Я не принадлежал к числу старательных посетителей лекций. Были преподаватели, которые преподносили студентам безжизненные социально-экономические схемы, добросовестную сводку событий и лиц, злоупотребляли тяжеловесным толкованием исторических процессов. Таких я отсекал сразу и предпочитал углубиться в учебники. Но встречались учёные с тонким историческим чутьём, ясным пониманием прошлого и завидным воображением. Они предлагали не только анализ, но и выразительные картины минувших эпох. На I курсе всех завоевал Ю. Кнышенко – историк первобытного общества и этнограф. Тихим спокойным голосом он рисовал облик многочисленных обитателей земного шара, традиции и обычаи народов с такой точностью и подробностями, будто прокручивал перед глазами документальный фильм. Красноречивым мастером и знатоком Западной Европы предстал доцент Люксембург. Он ярко и убедительно прослеживал связь европейских идей и теорий с запросами и интересами разных классов и сословий, набрасывал выпуклые портреты политиков и знаменитых деятелей, неустанно подчёркивал роль общественных сил в становлении европейской цивилизации. Запомнились содержательные и смелые лекции по искусству и литературе; в частности, нам рассказали о творчестве Булгакова и Солженицына, современной театральной режиссуре. Молодой преподаватель археологии В. Кияшко прервал мой ответ на экзамене и предложил: «Я слышал, вы участвовали в интересных раскопках. Расскажите-ка лучше об этом». И с удовольствием вывел в моей зачётке «отлично».
В лице проф. А. Пронштейна я впервые увидел крупного учёного-исследователя средневековой России и Дона. Его глубокие лекции по источниковедению были подобны скальпелю хирурга: разнообразные типы документов предстали в единстве происхождения, структуры и назначения. Именно Пронштейн дал нам понятие о незаменимости источников в познании истории и разоблачении всевозможных спекуляций вокруг исторического наследия. Его призыв: «Откройте источник – и вы откроете Америку», – врезался в сознание и стал руководством к действию. А скромный и тактичный Б. Чеботарев научил на семинарских занятиях предметно работать с документами: актовым, статистическим, описательным, мемуарным материалом. Он предлагал рассматривать любой источник в контексте эпохи, в единстве всех её слагаемых и обязательно сопоставлять, проверять всеми доступными фактами – иначе неизбежна модернизация и фальсификация истории.

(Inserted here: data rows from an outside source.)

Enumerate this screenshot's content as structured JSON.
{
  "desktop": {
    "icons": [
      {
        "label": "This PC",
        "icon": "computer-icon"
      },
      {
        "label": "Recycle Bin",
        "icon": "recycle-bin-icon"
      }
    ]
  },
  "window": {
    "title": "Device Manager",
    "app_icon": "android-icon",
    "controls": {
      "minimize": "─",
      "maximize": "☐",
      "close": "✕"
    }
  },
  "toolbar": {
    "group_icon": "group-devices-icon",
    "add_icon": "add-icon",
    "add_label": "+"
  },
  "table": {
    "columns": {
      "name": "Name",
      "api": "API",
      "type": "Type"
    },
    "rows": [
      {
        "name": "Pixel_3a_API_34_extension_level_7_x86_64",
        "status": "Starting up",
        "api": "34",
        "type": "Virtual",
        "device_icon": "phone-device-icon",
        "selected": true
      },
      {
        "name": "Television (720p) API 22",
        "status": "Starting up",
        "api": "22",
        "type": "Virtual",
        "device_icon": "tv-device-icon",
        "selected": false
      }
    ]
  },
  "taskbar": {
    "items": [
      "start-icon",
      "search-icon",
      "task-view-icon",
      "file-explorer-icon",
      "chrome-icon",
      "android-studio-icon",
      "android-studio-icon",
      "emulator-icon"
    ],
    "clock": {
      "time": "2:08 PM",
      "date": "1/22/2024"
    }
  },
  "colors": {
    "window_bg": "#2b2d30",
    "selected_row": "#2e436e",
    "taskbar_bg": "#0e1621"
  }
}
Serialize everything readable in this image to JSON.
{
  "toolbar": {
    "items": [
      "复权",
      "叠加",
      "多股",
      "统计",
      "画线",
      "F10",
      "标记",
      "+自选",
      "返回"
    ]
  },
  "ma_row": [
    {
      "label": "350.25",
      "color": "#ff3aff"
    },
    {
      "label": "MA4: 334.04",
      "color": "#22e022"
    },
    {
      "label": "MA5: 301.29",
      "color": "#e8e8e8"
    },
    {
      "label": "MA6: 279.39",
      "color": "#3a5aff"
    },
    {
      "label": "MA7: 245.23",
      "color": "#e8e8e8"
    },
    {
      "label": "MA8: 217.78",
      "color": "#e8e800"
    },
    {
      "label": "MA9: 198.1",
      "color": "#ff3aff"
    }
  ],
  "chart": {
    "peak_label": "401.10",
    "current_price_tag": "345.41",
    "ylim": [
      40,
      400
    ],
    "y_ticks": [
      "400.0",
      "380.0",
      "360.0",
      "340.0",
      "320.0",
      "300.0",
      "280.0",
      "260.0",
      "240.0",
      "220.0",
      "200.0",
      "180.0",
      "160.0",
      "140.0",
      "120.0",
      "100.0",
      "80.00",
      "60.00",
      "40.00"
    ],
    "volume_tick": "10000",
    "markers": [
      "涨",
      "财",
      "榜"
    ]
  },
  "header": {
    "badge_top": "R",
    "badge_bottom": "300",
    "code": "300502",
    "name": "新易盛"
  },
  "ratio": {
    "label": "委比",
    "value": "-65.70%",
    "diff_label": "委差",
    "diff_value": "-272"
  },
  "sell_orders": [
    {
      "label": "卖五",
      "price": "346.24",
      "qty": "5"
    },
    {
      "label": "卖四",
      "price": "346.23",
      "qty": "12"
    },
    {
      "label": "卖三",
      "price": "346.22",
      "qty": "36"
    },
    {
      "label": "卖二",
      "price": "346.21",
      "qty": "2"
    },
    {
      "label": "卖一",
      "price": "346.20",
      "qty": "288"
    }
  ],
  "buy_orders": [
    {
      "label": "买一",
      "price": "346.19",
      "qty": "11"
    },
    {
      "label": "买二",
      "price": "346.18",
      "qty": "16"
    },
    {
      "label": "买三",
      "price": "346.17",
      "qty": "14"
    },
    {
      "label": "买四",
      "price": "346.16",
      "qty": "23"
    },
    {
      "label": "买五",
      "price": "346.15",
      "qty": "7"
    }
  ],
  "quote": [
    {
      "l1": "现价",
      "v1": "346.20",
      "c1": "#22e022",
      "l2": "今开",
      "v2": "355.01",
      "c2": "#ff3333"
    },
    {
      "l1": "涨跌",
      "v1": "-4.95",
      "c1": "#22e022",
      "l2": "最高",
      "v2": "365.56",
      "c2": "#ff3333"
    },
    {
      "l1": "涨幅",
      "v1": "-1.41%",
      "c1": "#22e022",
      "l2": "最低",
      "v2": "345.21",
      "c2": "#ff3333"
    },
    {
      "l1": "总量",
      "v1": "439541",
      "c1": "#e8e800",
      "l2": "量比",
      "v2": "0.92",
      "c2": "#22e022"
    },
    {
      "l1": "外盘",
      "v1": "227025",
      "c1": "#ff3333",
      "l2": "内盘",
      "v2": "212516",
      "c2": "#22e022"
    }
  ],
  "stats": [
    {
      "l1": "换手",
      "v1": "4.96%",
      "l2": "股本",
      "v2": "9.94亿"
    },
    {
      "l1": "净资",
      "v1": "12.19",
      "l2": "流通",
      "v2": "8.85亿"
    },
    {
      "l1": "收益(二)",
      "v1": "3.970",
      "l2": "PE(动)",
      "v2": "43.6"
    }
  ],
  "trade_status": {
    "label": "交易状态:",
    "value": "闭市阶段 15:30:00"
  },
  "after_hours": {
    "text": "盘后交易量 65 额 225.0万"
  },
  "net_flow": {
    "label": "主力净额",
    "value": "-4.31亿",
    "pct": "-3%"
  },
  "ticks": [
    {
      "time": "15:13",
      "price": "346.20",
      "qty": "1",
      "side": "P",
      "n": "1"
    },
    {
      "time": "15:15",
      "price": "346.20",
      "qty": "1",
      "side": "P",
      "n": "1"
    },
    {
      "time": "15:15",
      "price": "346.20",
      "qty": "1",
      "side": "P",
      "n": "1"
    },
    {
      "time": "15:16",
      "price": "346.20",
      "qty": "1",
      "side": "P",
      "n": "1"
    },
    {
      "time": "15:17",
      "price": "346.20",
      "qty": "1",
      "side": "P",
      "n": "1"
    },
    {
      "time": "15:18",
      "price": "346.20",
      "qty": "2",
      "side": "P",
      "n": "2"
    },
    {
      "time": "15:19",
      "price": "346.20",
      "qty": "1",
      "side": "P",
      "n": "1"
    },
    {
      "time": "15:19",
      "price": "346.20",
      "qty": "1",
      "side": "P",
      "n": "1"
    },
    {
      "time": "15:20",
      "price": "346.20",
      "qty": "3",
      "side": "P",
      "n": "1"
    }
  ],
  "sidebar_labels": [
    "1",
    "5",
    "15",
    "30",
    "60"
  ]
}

Все курсовые работы, а их было 4, я написал на основе доступных источников и отношу к своим удачам: в них я попытался выразить свой взгляд, своё отношение к теме. На 2 курсе я засел за переписку и мемуары декабристов и написал «Декабристы в Сибири». Я доказывал, что первые русские революционеры были сторонниками военного переворота не потому, что боялись народа и были далеки от него, а потому, что тёмная неорганизованная масса столкнула бы страну в пучину хаоса и погромов; отсюда стремление декабристов подготовить, «просветить» народ. Лучшая моя работа, «Герои русских былин», целиком отталкивается от «Повести временных лет» и былинного фольклора. Эпиграфом я взял полные глубокого смысла слова А. К. Толстого из письма 1869 г. – в них очень точно и образно проведена грань между Киевской Русью, родиной богатырей, и Русью Московской, где «перевелись богатыри»: «… когда я думаю о красоте нашего языка, когда я думаю о красоте нашей истории до проклятых монголов и до проклятой Москвы, ещё более позорной, чем самые монголы, мне хочется броситься на землю и кататься в отчаянии от того, что мы сделали с талантами, данными нам богом!».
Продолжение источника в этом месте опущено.